To the Point: What Can *YOU* Learn From Obama?
At the end of this month, we will witness one of the biggest transformations in our country’s history when Barack Obama steps in as the first black president of the United States. Obama’s election represents a sea change for our country in race relations. It also represents a sea change in marketing, communications and fundraising for success.
Regardless of your organization’s size or mission — and regardless of your politics — there are important lessons to learn from this historic campaign. I’ve listed some of them here; ignore them at your own risk.

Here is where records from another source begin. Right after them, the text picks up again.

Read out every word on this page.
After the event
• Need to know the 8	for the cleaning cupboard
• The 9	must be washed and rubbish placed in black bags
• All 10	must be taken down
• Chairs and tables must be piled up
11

1. Your donors aren’t listening to you.
They’re listening to what their friends, family members and trusted advisers say about you. We’ve all heard the reports: People don’t trust institutions like the federal government, corporations and even nonprofits. This begs the question: Who do we look to when we need to make decisions about how to vote, donate and behave? Who do we trust? The answer: our friends.

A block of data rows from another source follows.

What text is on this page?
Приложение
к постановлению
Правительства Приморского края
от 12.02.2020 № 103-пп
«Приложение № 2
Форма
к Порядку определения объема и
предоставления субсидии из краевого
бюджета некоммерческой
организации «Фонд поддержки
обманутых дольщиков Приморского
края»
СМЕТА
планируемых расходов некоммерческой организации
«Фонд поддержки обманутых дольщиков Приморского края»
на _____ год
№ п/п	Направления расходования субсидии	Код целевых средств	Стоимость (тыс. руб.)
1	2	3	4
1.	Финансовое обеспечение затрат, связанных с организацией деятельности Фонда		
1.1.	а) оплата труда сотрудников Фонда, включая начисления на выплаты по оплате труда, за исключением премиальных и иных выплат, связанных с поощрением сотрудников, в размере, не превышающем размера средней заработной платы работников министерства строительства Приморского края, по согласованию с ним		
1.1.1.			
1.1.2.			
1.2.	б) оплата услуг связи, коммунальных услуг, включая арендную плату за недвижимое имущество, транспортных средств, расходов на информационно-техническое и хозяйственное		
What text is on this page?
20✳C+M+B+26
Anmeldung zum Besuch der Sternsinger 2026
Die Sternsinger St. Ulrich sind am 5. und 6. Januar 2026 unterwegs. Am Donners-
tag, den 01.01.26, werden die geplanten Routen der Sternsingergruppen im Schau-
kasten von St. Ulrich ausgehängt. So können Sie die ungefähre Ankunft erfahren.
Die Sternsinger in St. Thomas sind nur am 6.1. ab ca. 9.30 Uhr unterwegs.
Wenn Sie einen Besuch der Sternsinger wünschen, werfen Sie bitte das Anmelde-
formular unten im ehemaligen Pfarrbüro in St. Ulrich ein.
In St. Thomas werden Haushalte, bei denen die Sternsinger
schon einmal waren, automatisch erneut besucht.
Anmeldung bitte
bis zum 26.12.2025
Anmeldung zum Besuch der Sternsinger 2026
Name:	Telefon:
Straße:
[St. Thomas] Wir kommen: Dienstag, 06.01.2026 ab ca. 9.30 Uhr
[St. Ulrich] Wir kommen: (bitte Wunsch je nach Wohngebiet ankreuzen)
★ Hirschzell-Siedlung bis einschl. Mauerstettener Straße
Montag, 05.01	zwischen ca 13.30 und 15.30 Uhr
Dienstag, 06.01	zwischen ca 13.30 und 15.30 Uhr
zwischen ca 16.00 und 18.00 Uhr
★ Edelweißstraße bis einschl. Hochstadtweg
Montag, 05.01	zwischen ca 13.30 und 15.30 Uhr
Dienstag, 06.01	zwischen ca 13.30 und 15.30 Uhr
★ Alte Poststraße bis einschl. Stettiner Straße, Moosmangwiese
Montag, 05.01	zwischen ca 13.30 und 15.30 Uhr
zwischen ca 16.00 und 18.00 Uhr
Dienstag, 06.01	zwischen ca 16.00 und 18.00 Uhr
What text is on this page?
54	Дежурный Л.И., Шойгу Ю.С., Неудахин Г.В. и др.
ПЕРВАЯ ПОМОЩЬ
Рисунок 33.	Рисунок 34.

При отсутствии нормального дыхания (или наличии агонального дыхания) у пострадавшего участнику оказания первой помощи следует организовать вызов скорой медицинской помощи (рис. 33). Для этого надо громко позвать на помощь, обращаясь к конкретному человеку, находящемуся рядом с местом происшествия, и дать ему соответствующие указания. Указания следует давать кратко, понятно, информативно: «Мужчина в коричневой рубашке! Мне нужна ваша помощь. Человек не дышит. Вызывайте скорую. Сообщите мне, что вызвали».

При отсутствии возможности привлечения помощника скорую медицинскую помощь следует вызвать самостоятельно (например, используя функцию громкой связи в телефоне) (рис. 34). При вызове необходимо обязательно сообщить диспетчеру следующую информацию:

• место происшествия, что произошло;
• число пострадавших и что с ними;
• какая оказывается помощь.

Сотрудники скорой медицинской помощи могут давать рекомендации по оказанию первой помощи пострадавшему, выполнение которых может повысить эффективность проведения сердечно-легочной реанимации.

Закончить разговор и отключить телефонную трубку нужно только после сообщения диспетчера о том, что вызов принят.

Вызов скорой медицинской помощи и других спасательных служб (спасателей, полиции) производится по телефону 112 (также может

There’s no doubt that we are not the only, or in many cases, the leading, spokespersons for our causes. We are all just small nodes in a global conversation. Follow the model of the Obama campaign by 1) listening to what your stakeholders are saying about you; and 2) joining their conversations.

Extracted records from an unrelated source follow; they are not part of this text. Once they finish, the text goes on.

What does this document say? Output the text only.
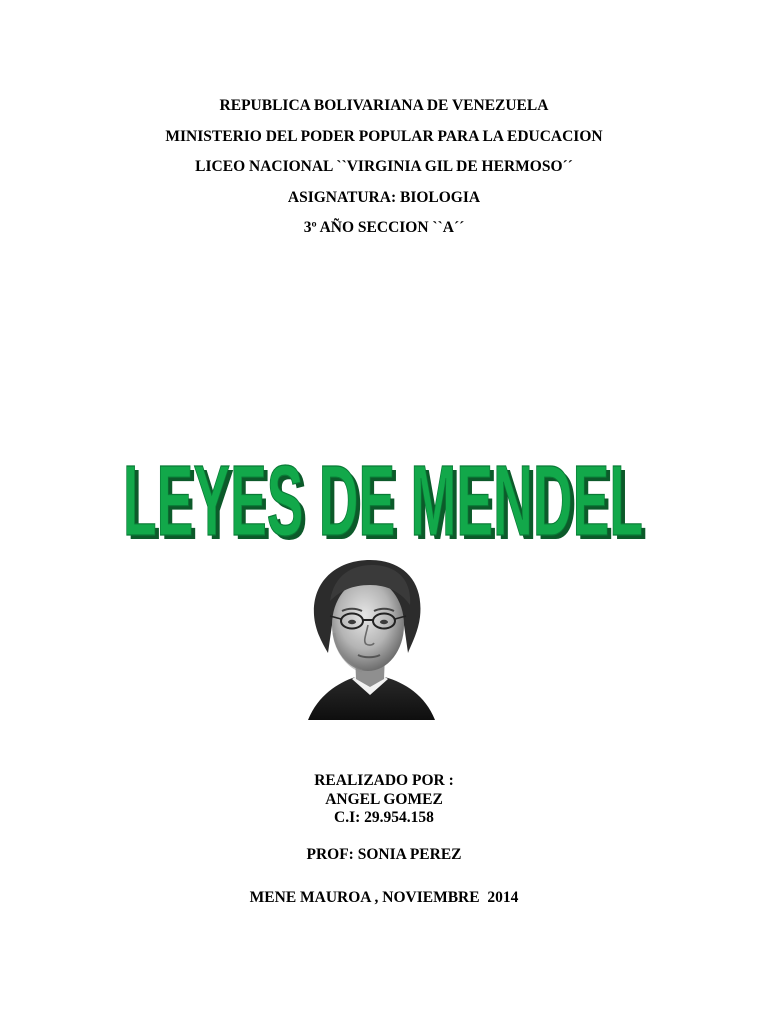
REPUBLICA BOLIVARIANA DE VENEZUELA
MINISTERIO DEL PODER POPULAR PARA LA EDUCACION
LICEO NACIONAL ``VIRGINIA GIL DE HERMOSO´´
ASIGNATURA: BIOLOGIA
3º AÑO SECCION ``A´´
LEYES DE MENDEL
LEYES DE MENDEL
REALIZADO POR :
ANGEL GOMEZ
C.I: 29.954.158
PROF: SONIA PEREZ
MENE MAUROA , NOVIEMBRE  2014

2. Millennials are the future.
If you weren’t already convinced, you should be now: Millennials rule! The fact is, they might well have decided the election. But if you’re like most nonprofit organizations, 15- to 25-year-olds don’t account for a significant portion of your donor base. You can’t afford to ignore these 75 million Americans. Find ways now to tutor and be tutored by these future leaders. This means, in part, learning their language, like how to communicate via social networks and text messaging. It also means being more open, immediate and transparent in all your communications.
3. The Internet = more than a PC.
Part of the reason that the Internet is so powerful is because it’s everywhere. And while most Americans still use computers as their primary method for accessing the Net, don’t overlook the growing importance of mobile communications. According to Wikipedia, almost 800 million people accessed the Internet via phone in 2007. And we all know that short code 62262 played a prominent role in the Obama campaign. Get ready to capitalize on the power of the new “small screen” by beginning to build your opt-in text-messaging list today and registering your preferred short code.
4. Your donors are your best fundraisers.
Obama’s individual supporters greatly extended the reach of the campaign by self-organizing political dinners, canvassing and raising money. People were awed by how quickly the Obama campaign and movement grew.
Use the Internet to help your supporters help you. Write sample e-mail text for donors to send to their family members, and include “tell-a-friend” in all your e-mail communications. Finally, promote the use of charity widgets like www.sixdegrees.org to enable your donors to raise money online for you.
5. Google is the key influencer.
Google has fundamentally changed the way we shop and learn. According to Pew Internet & American Life Project, search now vies with e-mail for the top spot regarding what people do online. Make sure you have a plan in place for getting discovered via search engines. This way, you will be top-of-mind when people search for information about your cause.
6. The Internet is leveling the playing field.
Now, even the smallest nonprofits have the opportunity to talk and be heard. While the Obama campaign spent an unprecedented sum of money on traditional advertising, it also made excellent use of the Internet. Follow suit. If you aren’t online today, get online! Build your Web site and keep it updated, enable online donations, comment on people’s blogs, and/or start your own. And be sure to stay in touch with your supporters by any means necessary. It’s a new world, and you don’t want to get left out.